Non, la vie politique italienne ne se résume pas aux seules conséquences des frasques sexuelles et tarifées d’« Il Cavaliere ». Alors qu’une contre-réforme touche l’école, qu’une autre ravage l’université, le dirigeant de la Fiat, Sergio Marchionne cherche à défaire frontalement la classe ouvrière dans son secteur. Mais le pari n’est pas encore totalement gagné.
Une guerre totale contre les travailleurs : c’est ainsi que le porte-parole de l’organisation anticapitaliste Sinistra Critiqua, Franco Turigliatto, a qualifié le plan de Marchionne. Pour l’ancien sénateur, « Marchionne veut et exige tout : des syndicats de façade, expression directe de la volonté patronale, n’existant qu’en enchaînant les travailleurs ; l’exclusion de l’usine de tout syndicat qui voudrait représenter les intérêts des travailleurs et défendre leurs droits, leur salaire et leurs conditions de travail ; l’abolition de droits constitutionnels fondamentaux, à commencer par le droit de grève et de la liberté d’organisation syndicale ; de lourdes sanctions et des licenciements pour les travailleurs qui chercheraient à promouvoir une quelconque action individuelle et/ou collective ; une flexibilité et un régime d’exploitation bestiaux pour extraire jusqu’au dernier centime les profits de ces maîtres de forges modernes et brutaux. »

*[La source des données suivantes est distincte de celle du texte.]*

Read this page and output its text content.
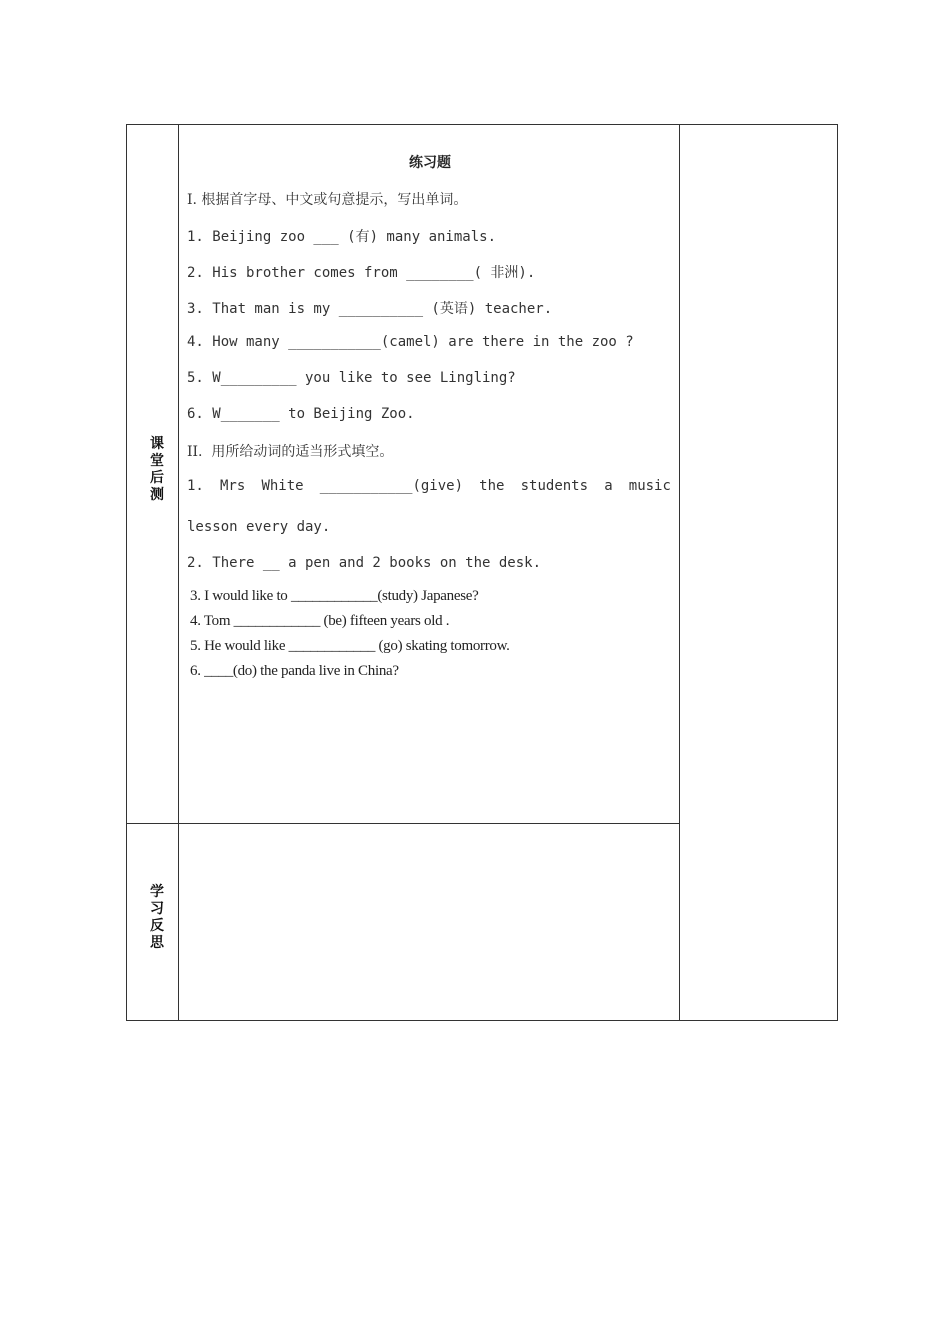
课堂后测
学习反思
练习题
I. 根据首字母、中文或句意提示，写出单词。
1. Beijing zoo ___ (有) many animals.
2. His brother comes from ________( 非洲).
3. That man is my __________ (英语) teacher.
4. How many ___________(camel) are there in the zoo ?
5. W_________ you like to see Lingling?
6. W_______ to Beijing Zoo.
II.  用所给动词的适当形式填空。
1. Mrs White ___________(give) the students a music
lesson every day.
2. There __ a pen and 2 books on the desk.
3. I would like to ____________(study) Japanese?
4. Tom ____________ (be) fifteen years old .
5. He would like ____________ (go) skating tomorrow.
6. ____(do) the panda live in China?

Un référendum en forme de chantage
Pour arriver à ses fins, le repreneur de Chrysler et ancien membre du Conseil d’administration d’UBS a mis au point le chantage suivant : l’attribution de la production de la nouvelle Panda à l’usine de Pomigliano (près de Naples) et des nouveaux modèles de Jeep et d’Alfa Romeo à celle de Mirafiori (Turin) est liée à la création de nouvelles entreprises. Mais – et là réside l’arnaque – ces deux nouvelles entreprises ne seraient plus membre de l’organisation patronale (la Confindustria) et donc libérées de l’obligation d’appliquer la convention collective de travail.
Pour le PDG de Fiat, l’exemple syndical à suivre est celui du syndicat américain de l’automobile, l’UAW, en pleine dégénérescence corporatiste. Petit problème : dans les usines de Fiat, les ouvriers et ouvrières sont majoritairement organisés auprès d’un syndicat « lutte de classe », la FIOM. Marchionne a donc commencé par l’isoler en trouvant d’autres syndicats, plus collaborationnistes. Devenus d’authentiques syndicats jaunes, ceux-ci – au premier rang desquels les organisations se revendiquant du christianisme social et de la social-démocratie – ont donc signé un accord sur la création de la nouvelle entreprise à Pomigliano et la disparition subséquente de la convention collective et des droits syndicaux. Seuls la FIOM et les Comités de base (COBAS) refusèrent ce plan.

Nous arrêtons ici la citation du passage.